I’ve been posting a lot recently about the diverse database technologies used to support data warehousing. With the marketplace supporting such a broad range of architectures, it seems clear that a lot of those architectures actually deserve to thrive, presumable each in a different kind of usage scenario. So in this post I’ll take a pass at dividing up use cases for data warehouses, and suggesting which kinds of data warehouse management technologies might do the best job of supporting them. To start with, I’ve divided things into a number of buckets:
- Pinpoint data lookup
- Constrained query and reporting
- Cube-filling calculations
- Hardcore tabular data crunching
- Text and media search
- Specialty areas, such as relationship analytics
In some uses, a data warehouse or mart is just a glorified operational data store for pinpoint data lookup, such as collecting all the information about a single customer. Due to unfortunate (if often unavoidable) legacy design choices, data is invariably scattered amongst a number of silos. A data warehouse can be needed* to consolidate that, even for the most transactional of uses. Almost any kind of relational DBMS can be a good choice as the underlying technology. The stereotypical application of this kind would be call center support — or a personalization-heavy e-commerce application — but examples can be found in almost every area of business. “Operational BI” often falls into this area. Lightweight scoring (based on data mining models) is often involved in these apps, although if that gets to be a major processing burden the scoring can usually be batched up in advance instead.

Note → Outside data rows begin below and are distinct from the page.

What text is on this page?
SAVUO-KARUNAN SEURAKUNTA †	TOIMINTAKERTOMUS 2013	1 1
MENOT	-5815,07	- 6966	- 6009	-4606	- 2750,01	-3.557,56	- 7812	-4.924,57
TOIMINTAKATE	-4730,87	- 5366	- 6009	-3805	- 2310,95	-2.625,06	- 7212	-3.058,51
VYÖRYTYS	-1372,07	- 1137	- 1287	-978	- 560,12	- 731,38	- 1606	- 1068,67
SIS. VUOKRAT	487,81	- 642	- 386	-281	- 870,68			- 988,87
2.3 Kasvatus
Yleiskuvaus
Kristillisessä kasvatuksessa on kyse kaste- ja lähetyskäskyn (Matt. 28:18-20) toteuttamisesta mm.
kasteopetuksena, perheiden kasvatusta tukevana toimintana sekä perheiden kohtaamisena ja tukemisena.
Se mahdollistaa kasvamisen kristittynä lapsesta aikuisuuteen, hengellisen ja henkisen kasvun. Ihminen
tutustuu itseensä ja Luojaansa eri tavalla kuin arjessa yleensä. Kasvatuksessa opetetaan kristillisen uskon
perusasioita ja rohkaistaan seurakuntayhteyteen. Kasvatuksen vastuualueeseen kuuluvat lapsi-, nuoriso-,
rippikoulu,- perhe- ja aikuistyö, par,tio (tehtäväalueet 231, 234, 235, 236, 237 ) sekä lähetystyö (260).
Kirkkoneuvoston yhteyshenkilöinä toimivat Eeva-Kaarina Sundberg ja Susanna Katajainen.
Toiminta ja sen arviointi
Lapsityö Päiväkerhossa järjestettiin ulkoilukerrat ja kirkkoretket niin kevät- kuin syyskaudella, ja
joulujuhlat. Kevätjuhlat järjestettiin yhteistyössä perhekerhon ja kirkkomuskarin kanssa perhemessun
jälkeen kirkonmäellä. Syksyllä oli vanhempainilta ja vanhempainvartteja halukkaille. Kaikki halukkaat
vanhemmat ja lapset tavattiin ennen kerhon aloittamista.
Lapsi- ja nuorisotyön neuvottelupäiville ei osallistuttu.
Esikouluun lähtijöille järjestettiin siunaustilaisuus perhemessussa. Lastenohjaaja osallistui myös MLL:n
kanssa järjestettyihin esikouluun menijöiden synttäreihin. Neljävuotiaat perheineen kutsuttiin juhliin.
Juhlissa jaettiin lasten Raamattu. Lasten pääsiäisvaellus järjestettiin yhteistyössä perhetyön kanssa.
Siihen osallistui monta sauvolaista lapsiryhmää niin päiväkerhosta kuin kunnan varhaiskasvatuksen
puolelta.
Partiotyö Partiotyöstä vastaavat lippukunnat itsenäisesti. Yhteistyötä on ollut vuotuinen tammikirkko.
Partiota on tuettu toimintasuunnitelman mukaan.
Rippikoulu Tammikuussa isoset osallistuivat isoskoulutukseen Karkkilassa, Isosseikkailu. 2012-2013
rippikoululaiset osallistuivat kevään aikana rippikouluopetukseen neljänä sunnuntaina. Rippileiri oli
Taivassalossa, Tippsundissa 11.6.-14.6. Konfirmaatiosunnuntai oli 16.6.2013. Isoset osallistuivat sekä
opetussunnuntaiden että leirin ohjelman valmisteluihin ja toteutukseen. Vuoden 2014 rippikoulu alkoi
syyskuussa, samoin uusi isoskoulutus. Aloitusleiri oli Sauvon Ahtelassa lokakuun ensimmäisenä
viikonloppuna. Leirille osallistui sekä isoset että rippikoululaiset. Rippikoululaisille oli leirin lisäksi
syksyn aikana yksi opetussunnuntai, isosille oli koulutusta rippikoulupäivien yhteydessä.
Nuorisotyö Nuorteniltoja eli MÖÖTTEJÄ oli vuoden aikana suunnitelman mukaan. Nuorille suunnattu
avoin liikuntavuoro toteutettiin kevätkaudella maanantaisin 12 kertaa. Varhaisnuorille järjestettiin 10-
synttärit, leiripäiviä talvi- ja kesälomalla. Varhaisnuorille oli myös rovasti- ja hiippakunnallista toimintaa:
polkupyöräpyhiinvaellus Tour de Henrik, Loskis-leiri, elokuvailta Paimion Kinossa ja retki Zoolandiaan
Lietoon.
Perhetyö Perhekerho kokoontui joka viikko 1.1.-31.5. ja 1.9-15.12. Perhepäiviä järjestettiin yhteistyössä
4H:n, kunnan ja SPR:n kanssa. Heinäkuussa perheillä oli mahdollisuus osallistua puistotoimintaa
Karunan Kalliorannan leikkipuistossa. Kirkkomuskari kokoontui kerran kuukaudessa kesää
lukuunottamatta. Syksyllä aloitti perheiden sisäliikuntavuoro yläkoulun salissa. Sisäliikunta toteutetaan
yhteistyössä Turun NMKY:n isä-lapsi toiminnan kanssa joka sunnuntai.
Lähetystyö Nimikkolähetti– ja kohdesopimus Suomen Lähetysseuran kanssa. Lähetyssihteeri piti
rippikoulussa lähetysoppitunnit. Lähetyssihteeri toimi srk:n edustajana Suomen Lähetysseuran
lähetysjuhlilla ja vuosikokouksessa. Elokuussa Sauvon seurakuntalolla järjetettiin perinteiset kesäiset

*Well, MDM — Master Data Management — can in some cases be an alternative, as can other middleware technologies, but that’s a whole other discussion.
Data warehouses and marts are also used to support huge amounts of other constrained query and reporting. True scheduled reporting, dashboards, fairly predictable ad hoc queries – i.e., classical BI — these are the bread and butter of traditional warehouse/mart-oriented data warehouse DBMS. General-purpose RDBMS often do a good job with these work loads; columnar and star-oriented systems are tuned for them; and any other data warehouse technology has to take them strongly into account as well. Stereotypical “applications” here would be pretty much anything that a standard BI reporting, query, and/or dashboard tool would do.
Ever since E. F. Codd popularized it, the phrase OnLine Analytic Processing has flopped around in meaning, as have variant terms (OLAP, MOLAP, ROLAP, HOLAP, etc.). The use of actual hypercube-centric technologies has ebbed and flowed a bit. But throughout, there’s been a well-defined and ever-growing need for planning, budgeting, allocation, and/or consolidation apps that require lots and lots of cube-filling calculations. These can be supported either by specialized cube-oriented data stores, or by the same kinds of systems (often with a star schema or something similar) used to support constrained query and reporting.
Finally, there is hardcore data crunching. Data mining fits that bill, but so does heavy SQL-only data exploration (aka “The Query That Ate Pittsburgh”). This is where a small number of expert users extract value from massive data stores. Scheduled reporting can also fit into this category at aggressive enterprises. Here is where the high-end data warehouse vendors – e.g., Teradata, IBM (mainframe DB2), and the data warehouse appliance startups – really shine. At smaller enterprises, other kinds of data stores also suffice. I have a careful list (two versions of the same list, actually) of data mining app categories over on the Monash Report. It’s a good start on a list of apps for this whole category.
But actually – that wasn’t the final category. While we’ve pretty much covered relational and other tabular warehousing, there’s also the whole huge category of text and media search. An enterprise text index is, in its own way, a data warehouse. And then there are a variety of specialty categories, such as relationship analytics.
As complicated as this taxonomy is becoming, it still understates the case. A large enterprise will typically have demanding apps in most, if not all, these categories. And so there’s a constant tension between consolidating various kinds of analytic function (and thus the needed data) into one data store, vs. offloading certain parts to specialty products. At sufficiently small enterprises, it may truly make sense to run everything, OLTP and analytics alike, on a single database. At larger enterprises, however, it is typically best to have a variety of marts and specialty warehouses. Exactly how those should be mixed and matched is a much tougher subject than can be adequately covered in a single article.